Is there an option to create the metadata, or is my approach wrong here? My code for converting the existing zarr
dataset is below. I appreciate any help here!
Thanks,
Trond
import xarray as xr
import datetime as dt
import gcsfs
import dask
import os
import shutil
from google.cloud import storage
from dask.distributed import Client
from rechunker import rechunk
import dask.array as dsa
fs = gcsfs.GCSFileSystem(token='google_default')
for var_name in ["thetao"]:
zarr_url = f"gs://shared/zarr/copernicus/{var_name}"

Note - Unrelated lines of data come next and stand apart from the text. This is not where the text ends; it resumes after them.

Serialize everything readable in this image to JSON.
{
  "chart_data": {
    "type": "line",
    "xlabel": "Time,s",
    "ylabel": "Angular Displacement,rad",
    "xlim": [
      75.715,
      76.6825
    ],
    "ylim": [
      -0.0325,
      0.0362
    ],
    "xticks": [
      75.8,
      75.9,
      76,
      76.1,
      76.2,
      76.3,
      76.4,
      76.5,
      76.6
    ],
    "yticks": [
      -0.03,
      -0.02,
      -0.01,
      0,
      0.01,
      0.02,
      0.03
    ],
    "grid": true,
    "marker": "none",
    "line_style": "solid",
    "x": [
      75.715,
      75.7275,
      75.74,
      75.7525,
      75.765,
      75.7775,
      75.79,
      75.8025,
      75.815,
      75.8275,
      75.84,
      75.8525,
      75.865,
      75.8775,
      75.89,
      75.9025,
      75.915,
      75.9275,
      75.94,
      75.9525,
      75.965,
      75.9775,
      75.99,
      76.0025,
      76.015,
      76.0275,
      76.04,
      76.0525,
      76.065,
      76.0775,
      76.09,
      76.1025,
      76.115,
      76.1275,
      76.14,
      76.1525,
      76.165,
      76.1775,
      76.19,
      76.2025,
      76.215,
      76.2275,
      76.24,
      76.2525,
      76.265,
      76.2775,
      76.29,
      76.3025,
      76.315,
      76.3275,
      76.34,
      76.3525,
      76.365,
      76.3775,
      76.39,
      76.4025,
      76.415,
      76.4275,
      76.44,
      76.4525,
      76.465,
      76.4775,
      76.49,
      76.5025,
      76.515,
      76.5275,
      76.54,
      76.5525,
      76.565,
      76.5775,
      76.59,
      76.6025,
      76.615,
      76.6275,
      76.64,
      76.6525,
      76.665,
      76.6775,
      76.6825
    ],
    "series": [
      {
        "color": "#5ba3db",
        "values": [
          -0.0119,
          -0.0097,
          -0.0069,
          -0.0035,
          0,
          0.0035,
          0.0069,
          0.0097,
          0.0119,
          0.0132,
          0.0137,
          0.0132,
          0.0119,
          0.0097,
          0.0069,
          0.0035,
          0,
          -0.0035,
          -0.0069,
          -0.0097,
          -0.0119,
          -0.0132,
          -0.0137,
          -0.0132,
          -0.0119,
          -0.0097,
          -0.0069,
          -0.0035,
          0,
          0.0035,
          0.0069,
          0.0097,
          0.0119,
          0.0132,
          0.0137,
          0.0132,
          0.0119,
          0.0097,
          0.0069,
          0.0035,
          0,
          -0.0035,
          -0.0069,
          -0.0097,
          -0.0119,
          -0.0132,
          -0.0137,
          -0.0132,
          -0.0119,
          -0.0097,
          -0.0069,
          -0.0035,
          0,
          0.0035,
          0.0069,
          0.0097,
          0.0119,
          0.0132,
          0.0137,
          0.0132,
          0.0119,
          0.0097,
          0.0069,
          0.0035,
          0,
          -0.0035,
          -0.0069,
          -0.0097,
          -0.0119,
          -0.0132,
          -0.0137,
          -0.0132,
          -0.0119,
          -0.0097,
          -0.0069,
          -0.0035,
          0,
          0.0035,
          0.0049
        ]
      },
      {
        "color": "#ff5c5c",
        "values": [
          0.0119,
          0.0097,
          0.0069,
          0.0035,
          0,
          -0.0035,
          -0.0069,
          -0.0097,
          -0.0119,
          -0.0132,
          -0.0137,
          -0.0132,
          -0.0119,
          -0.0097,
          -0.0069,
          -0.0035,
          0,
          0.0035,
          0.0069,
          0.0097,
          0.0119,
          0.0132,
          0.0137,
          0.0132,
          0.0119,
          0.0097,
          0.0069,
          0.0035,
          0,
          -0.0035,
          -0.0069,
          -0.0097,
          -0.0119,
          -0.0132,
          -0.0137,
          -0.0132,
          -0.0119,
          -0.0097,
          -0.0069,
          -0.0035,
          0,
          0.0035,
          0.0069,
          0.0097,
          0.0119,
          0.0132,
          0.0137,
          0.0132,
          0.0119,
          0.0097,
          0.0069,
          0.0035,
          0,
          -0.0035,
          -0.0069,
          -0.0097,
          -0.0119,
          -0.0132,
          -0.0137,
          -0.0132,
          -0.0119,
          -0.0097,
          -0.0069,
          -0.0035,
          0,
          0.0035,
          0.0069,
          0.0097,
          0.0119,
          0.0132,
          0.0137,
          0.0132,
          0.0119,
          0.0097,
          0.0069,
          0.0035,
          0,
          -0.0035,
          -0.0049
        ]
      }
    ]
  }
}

mapper = fs.get_mapper(zarr_url)
source_array = xr.open_zarr(mapper, consolidated=True)
print(source_array.chunks)
max_mem = '1GB'
target_chunks = {'time': 324, 'latitude': 100, 'longitude': 100}
# you must have write access to this location
store_tmp = fs.get_mapper('gs://shared/zarr/temp.zarr')
store_target = fs.get_mapper('gs://shared/zarr/target.zarr')
r = rechunk(source_array, target_chunks, max_mem, store_target, temp_store=store_tmp)
result = r.execute()
dsa.from_zarr(result)
I think you need to actually consolidate the metadata in a separate step. See here
The conversion went well with rechunker but when trying to read the dataset using
xarray.open_zarr
it fails due to missing.zmetadata
Can you share the full error traceback you obtained?
The full traceback is shown below when I try to run:
for var_name in ["thetao"]:
zarr_url = f"gs://shared/zarr/target.zarr/{var_name}"
mapper = fs.get_mapper(zarr_url)
ds = xr.open_zarr(mapper, consolidated=True)
Traceback:
During handling of the above exception, another exception occurred:
Traceback (most recent call last):
File "/home/jovyan/datasets/run_zarr_tests.py", line 32, in <module>
ds = xr.open_zarr(mapper, consolidated=True)
File "/opt/conda/lib/python3.9/site-packages/xarray/backends/zarr.py", line 768, in open_zarr
ds = open_dataset(
File "/opt/conda/lib/python3.9/site-packages/xarray/backends/api.py", line 495, in open_dataset
backend_ds = backend.open_dataset(
File "/opt/conda/lib/python3.9/site-packages/xarray/backends/zarr.py", line 824, in open_dataset
store = ZarrStore.open_group(
File "/opt/conda/lib/python3.9/site-packages/xarray/backends/zarr.py", line 384, in open_group
zarr_group = zarr.open_consolidated(store, **open_kwargs)
File "/opt/conda/lib/python3.9/site-packages/zarr/convenience.py", line 1183, in open_consolidated
meta_store = ConsolidatedMetadataStore(store, metadata_key=metadata_key)
File "/opt/conda/lib/python3.9/site-packages/zarr/storage.py", line 2590, in __init__
meta = json_loads(store[metadata_key])
File "/opt/conda/lib/python3.9/site-packages/fsspec/mapping.py", line 139, in __getitem__
raise KeyError(key)
KeyError: '.zmetadata'
Ah ok, so your options are
ds = xr.open_zarr(mapper, consolidated=False)
or
from zarr.convenience import consolidate_metadata
consolidate_metadata(mapper)
ds = xr.open_zarr(mapper, consolidated=True)
Are you suggesting that we should automatically consolidate the target within rechunker?
I thought that the availability of .zmetadata
for large datasets speeds up performance. If I can create the metadata using the zarr
function that works well of course. For me, the automatic creation of .zmetadata
would be very useful, but I don't have deep experience with zarr
. Thanks for your help.
I thought that the availability of
.zmetadata
for large datasets speeds up performance.
It can speeds up the process of initializing the dataset itself (xr.open_zarr
) if the underlying store (GCS in this case) is slow to list. There is no performance impact after that.